By signing the agreement, the user grants Snapchat “a worldwide, perpetual, royalty-free, sublicensable, and transferable license to: host, store, use, display, reproduce, modify, adapt, edit, publish, create derivative works from, publicly perform, broadcast, distribute, syndicate, promote, exhibit, and publicly display that content in any form and in any and all media or distribution methods (now known or later developed),” the agreement reads.
While Snapchat has come out to say the clause only applies to photos and videos submitted to “Live Stories”, the irony of this is dizzying still. How did Snapchat get from “Delete is our Default” to “Archives of our indiscretion”?
But this is not about Snapchat. It’s about the end user licence agreements or software license agreements; the agreement establishing our right to use software or in some cases hardware. These days, they are mostly presented in digital formats. Makes it easy for us to just scroll to the bottom and “agree”.
PitStop, an anti-spyware firm, buried a note in its own EULA in 2005, saying they would give $1,000 to the first person who e-mailed them at a certain address to tell them about the bounty. It took four months and over 3,000 downloads before someone noticed, sent the e-mail and got the $1, 000.
Who knows how many other things in there that aren’t in the interest of the purchaser and no one has idea of?
There is an interesting list of ridiculous demands that some software makers baked into the EULAs in early 2000s. One of those is a Sony / EA clause that prevents users from instituting a class action lawsuit against the Playstation Network. Apple also had a clause that forbids users from using iTunes to develop, manufacture, produce missiles, nuclear, or chemical or biological weapons. Apparently, there were hidden weapon development options in iTunes. Shocker.
There are clauses insulating the licensor from litigation due to whatever twisted thing the purchaser used (or plans to use) the application for. And there are other clauses that say “you can’t hold us responsible if this Software blows up your PC”, usually called liability limitations clauses.
And almost everywhere, there are the clauses that say “we can switch things up on you, so keep your eyes peeled”.

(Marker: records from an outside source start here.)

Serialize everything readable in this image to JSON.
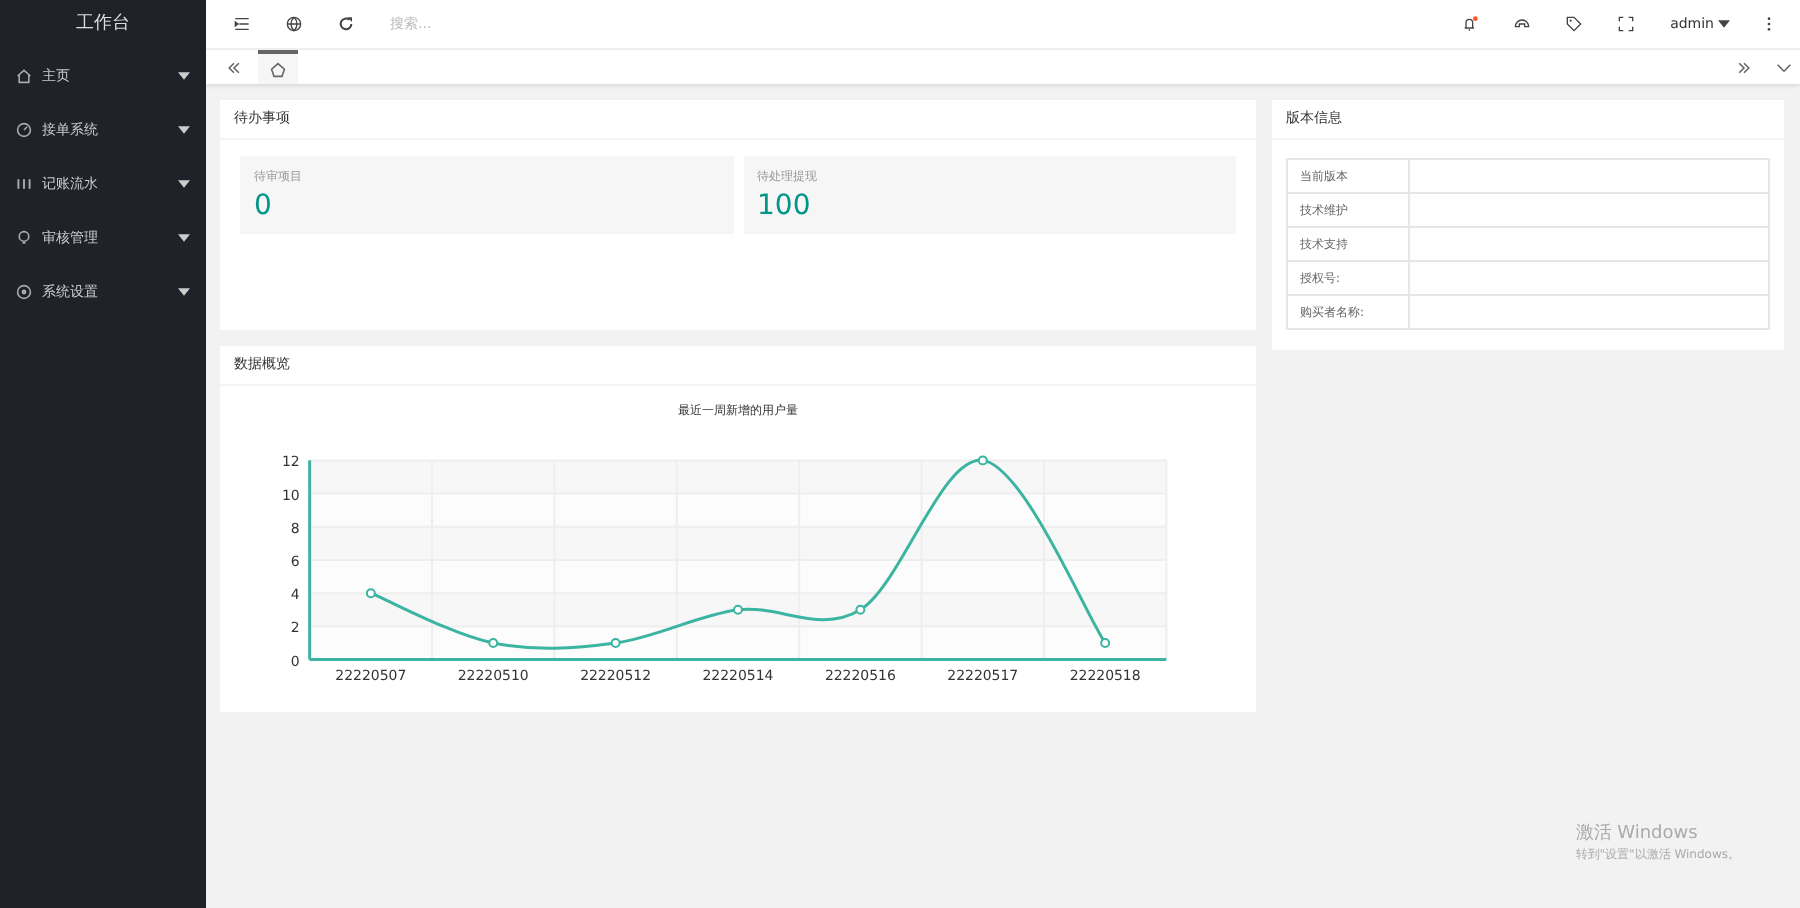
{
  "sidebar": {
    "title": "工作台",
    "items": [
      {
        "label": "主页",
        "expanded": false
      },
      {
        "label": "接单系统",
        "expanded": false
      },
      {
        "label": "记账流水",
        "expanded": false
      },
      {
        "label": "审核管理",
        "expanded": false
      },
      {
        "label": "系统设置",
        "expanded": false
      }
    ]
  },
  "topbar": {
    "search": {
      "placeholder": "搜索..."
    },
    "user": "admin"
  },
  "todo": {
    "title": "待办事项",
    "stats": [
      {
        "label": "待审项目",
        "value": "0"
      },
      {
        "label": "待处理提现",
        "value": "100"
      }
    ]
  },
  "overview": {
    "title": "数据概览",
    "chart_data": {
      "type": "line",
      "title": "最近一周新增的用户量",
      "categories": [
        "22220507",
        "22220510",
        "22220512",
        "22220514",
        "22220516",
        "22220517",
        "22220518"
      ],
      "series": [
        {
          "color": "#3bb4a1",
          "marker": "circle",
          "values": [
            4,
            1,
            1,
            3,
            3,
            12,
            1
          ]
        }
      ],
      "grid": true,
      "ylim": [
        0,
        12
      ],
      "yticks": [
        0,
        2,
        4,
        6,
        8,
        10,
        12
      ]
    }
  },
  "version": {
    "title": "版本信息",
    "rows": [
      {
        "label": "当前版本"
      },
      {
        "label": "技术维护"
      },
      {
        "label": "技术支持"
      },
      {
        "label": "授权号:"
      },
      {
        "label": "购买者名称:"
      }
    ]
  },
  "activation": {
    "title": "激活 Windows",
    "text": "转到\"设置\"以激活 Windows。"
  }
}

Like this one from Ubermedia:
“In addition, we may change all or part of the EULA at any time. We may make changes to the EULA by posting the changed terms. Your continues use of software following Ubermedia’s posting of any changed terms will constitute your acceptance of the changed terms.”
The interesting bit here though is that, half the time, no one reads the EULA and we have to depend on the kindness of journalists and nitpicking geeks to see what sneaky document we’ve signed.